17 February 2021

Pentagon deputy nominee wants cyber strategy clarification


Mark Pomerleau

WASHINGTON — While largely agreeing with the Defense Department’s more proactive approach to cyberspace in the last few years, President Joe Biden’s nominee for the No. 2 spot at the Pentagon has key questions about the defend forward concept.

“I am supportive of the approach. I think, if confirmed, what I would like to understand better is exactly how the authorities are being executed, what kind of oversight is involved, how we are consulting with allies and partners, whose systems we might operate on,” said Kathleen Hicks at her deputy defense secretary confirmation hearing Feb. 2 before the Senate Armed Services Committee.

The DoD’s 2018 cybersecurity strategy charges U.S. Cyber Command to defend forward in cyberspace by getting as close to adversaries as possible to see what they’re planning, so the department can take action or inform others to prepare.

The approach is a response to continued adversary activity in cyberspace under the threshold of armed conflict that undermines national security.

Hicks recognized that the U.S. has been forced to become more forward leaning in its posture.

“China and Russia’s malicious cyber campaigns seek to diminish U.S. military advantages and economic security. The department must be proactive to understand an adversary’s cyber operations and capabilities,” Hicks wrote in a prehearing questionnaire. “It must ensure we have better defenses against those capabilities, and when necessary, take action to disrupt an adversary’s malicious activities. The department should work with U.S. interagency, industry and international partners to counter adversary cyber actors.”
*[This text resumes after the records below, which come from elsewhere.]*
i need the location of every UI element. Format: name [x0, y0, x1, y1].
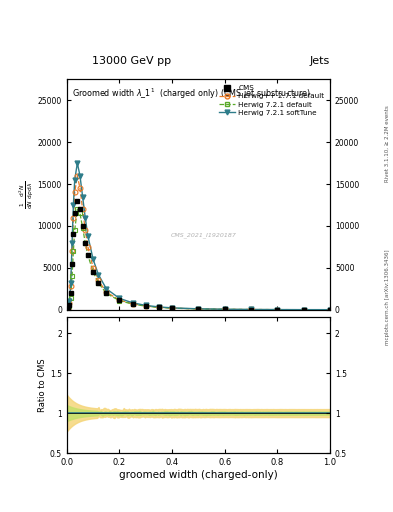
X-axis label: groomed width (charged-only): groomed width (charged-only) — [119, 470, 278, 480]
Text: Jets: Jets — [310, 55, 330, 66]
Legend: CMS, Herwig++ 2.7.1 default, Herwig 7.2.1 default, Herwig 7.2.1 softTune: CMS, Herwig++ 2.7.1 default, Herwig 7.2.… — [217, 83, 327, 118]
Y-axis label: $\frac{1}{\mathrm{d}N}\,\frac{\mathrm{d}^2N}{\mathrm{d}p\,\mathrm{d}\lambda}$: $\frac{1}{\mathrm{d}N}\,\frac{\mathrm{d}… — [17, 180, 35, 208]
Y-axis label: Ratio to CMS: Ratio to CMS — [38, 358, 47, 412]
Text: CMS_2021_I1920187: CMS_2021_I1920187 — [171, 232, 237, 238]
Text: Rivet 3.1.10, ≥ 2.2M events: Rivet 3.1.10, ≥ 2.2M events — [385, 105, 389, 182]
Text: 13000 GeV pp: 13000 GeV pp — [92, 55, 171, 66]
Text: Groomed width $\lambda\_1^1$  (charged only) (CMS jet substructure): Groomed width $\lambda\_1^1$ (charged on… — [72, 86, 311, 101]
Text: mcplots.cern.ch [arXiv:1306.3436]: mcplots.cern.ch [arXiv:1306.3436] — [385, 249, 389, 345]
To prevent and deter these types of malicious activity, within which Hicks included the recent government hack attributed to Russia, the U.S. government must be “living in systems” to provide warnings and the indicators of a potential imminent attack.

She wants to work with Congress to ensure the right authorities to conduct these operations are in place so that DoD can perform its mission effectively, she noted.

What to do about Cyber Command and NSA?

Hicks was also asked to weigh in on the decade-long debate surrounding splitting Cyber Command and NSA.

At the time of its creation, it made sense to create a dual-hat arrangement in which Cyber Command and NSA shared a leader, personnel, expertise and infrastructure to help the command grow.

While she offered no “disposition of the dual-hat arrangement,” she said Cyber Command is not mature enough to make an immediate split wise.

While thought to be temporary, officials at Cyber Command and even members of Congress in recent years have spoken about the benefits such an arrangement affords.

“I had originally come in thinking that it would be appropriate to split them up rather quickly. I’ve changed my mind,” Sen. Mike Rounds, R-South Dakota, who chairs the Cybersecurity Subcommittee, said during Hicks’ hearing. “I think that the dual hat with the unity of command it provides is working very well for the current and likely for future CYBERCOM commander and separating the two organizations could create some real problems with regard to the assets that would have to be acquired in addition to what we have today.”

At the same time, many experts outside government are voicing opposition to the continued arrangement.

“I’ll go so far as to say it’s almost un-American to have that much power in one place,” said Jay Healey, senior research scholar the School for International and Public Affairs at Columbia University, during a Jan. 29 webinar hosted by the Hoover Institution. “If you say, well that’s more efficient, well so is tyranny. We set up our system of government to not give too much power in one place.”